It wasn’t pretty, it was gritty. The rain ruined the rhythm of the players and the history of the moment made their nerves dangle like telephone cables in a storm. Nadal came out of the start blocks like a super-doped 100 meter runner, rushing off to 3-0 in the first set, but then the monster in his head called Novak started roaring and he got back to 3-3. The match was on and what a match it turned out to be.
It wasn’t pretty though. The play didn’t really reach the standards of the Australian Open final, but the amount of fight in both players did. They fought for history: Nadal for a seventh title and Djokovic to hold all the four Grand Slams at the same time and it showed.
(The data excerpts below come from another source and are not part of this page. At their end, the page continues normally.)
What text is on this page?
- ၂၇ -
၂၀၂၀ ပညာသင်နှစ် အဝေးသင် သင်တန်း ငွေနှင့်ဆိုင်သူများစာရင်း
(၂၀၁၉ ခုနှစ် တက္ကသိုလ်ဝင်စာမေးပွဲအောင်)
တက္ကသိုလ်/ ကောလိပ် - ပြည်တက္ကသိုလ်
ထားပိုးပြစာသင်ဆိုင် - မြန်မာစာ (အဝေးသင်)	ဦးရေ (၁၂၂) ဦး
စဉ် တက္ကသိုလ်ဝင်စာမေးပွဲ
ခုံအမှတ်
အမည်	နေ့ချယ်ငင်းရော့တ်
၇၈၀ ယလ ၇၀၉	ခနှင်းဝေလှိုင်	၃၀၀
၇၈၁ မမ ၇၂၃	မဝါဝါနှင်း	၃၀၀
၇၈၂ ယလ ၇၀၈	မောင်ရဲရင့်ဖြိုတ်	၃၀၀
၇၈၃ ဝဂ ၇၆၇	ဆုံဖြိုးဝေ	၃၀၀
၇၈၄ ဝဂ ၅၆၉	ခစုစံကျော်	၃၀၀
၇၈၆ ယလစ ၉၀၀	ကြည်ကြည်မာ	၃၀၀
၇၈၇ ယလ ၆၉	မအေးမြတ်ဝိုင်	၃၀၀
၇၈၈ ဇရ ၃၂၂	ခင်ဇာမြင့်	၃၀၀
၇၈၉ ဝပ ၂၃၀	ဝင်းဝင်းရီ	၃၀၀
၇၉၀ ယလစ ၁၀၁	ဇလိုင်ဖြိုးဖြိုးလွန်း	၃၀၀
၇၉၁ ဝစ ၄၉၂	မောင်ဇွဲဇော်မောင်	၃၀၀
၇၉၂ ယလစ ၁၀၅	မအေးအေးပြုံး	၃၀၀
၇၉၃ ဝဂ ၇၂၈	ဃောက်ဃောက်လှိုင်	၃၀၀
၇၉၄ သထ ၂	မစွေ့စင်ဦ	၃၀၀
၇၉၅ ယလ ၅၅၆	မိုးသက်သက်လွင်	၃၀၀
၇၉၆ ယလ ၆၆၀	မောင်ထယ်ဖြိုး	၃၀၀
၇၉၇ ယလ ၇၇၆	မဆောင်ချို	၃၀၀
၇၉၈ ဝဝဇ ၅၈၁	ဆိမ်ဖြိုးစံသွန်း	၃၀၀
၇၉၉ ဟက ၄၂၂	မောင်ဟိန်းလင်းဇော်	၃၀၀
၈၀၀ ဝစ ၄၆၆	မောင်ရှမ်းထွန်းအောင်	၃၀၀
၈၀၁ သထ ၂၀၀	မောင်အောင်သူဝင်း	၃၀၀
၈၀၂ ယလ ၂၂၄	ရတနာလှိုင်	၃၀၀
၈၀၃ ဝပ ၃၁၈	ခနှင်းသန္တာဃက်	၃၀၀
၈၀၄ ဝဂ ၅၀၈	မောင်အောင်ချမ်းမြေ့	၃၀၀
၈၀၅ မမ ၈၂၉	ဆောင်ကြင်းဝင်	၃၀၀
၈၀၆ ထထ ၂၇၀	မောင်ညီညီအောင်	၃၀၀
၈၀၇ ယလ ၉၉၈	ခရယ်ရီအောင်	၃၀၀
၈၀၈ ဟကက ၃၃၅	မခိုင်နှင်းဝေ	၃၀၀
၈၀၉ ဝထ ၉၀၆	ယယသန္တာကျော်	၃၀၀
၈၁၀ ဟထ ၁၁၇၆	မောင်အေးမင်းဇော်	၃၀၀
It mostly showed in how nervous they both were.
It wasn’t pretty, at least not the way Djokovic reacted to the frustrating aspect of playing Nadal on clay; you have to be perfect almost all the time, otherwise you won’t win. Djokovic wasn’t a hundred percent all the time, especially not in his behavior. He talked to himself animatedly, he hit a racket through the Perrier bench, he hit himself in the head, he screamed and looked to be on the verge of dispair for long stretches in the match. Nadal on the other hand, was more nervous than I’ve seen him in a long time. You could understand it in a way, he had lost three straight GS finals to Djokovic even in matches that went the distance and I think if the match had reached a fifth set, Djokovic would have been the slight favorite.
It wasn’t pretty in the end, because on match point, serving 5-6, 30-40, and down two sets to one, Djokovic double-faulted and walked towards the net with slumping shoulders and his head bent down. Nadal on the other hand, lay on the soft wet clay in his traditional winner’s pose and cried in happiness. There was a lot at stake for him in this one. After his handshake with Djokovic, he ran up to his parents, his girlfriend and his coach Toni and hugged and cried and celebrated his win, Nadal family style.
It wasn’t pretty, but it was a big one for Nadal. And it was a big one for tennis history.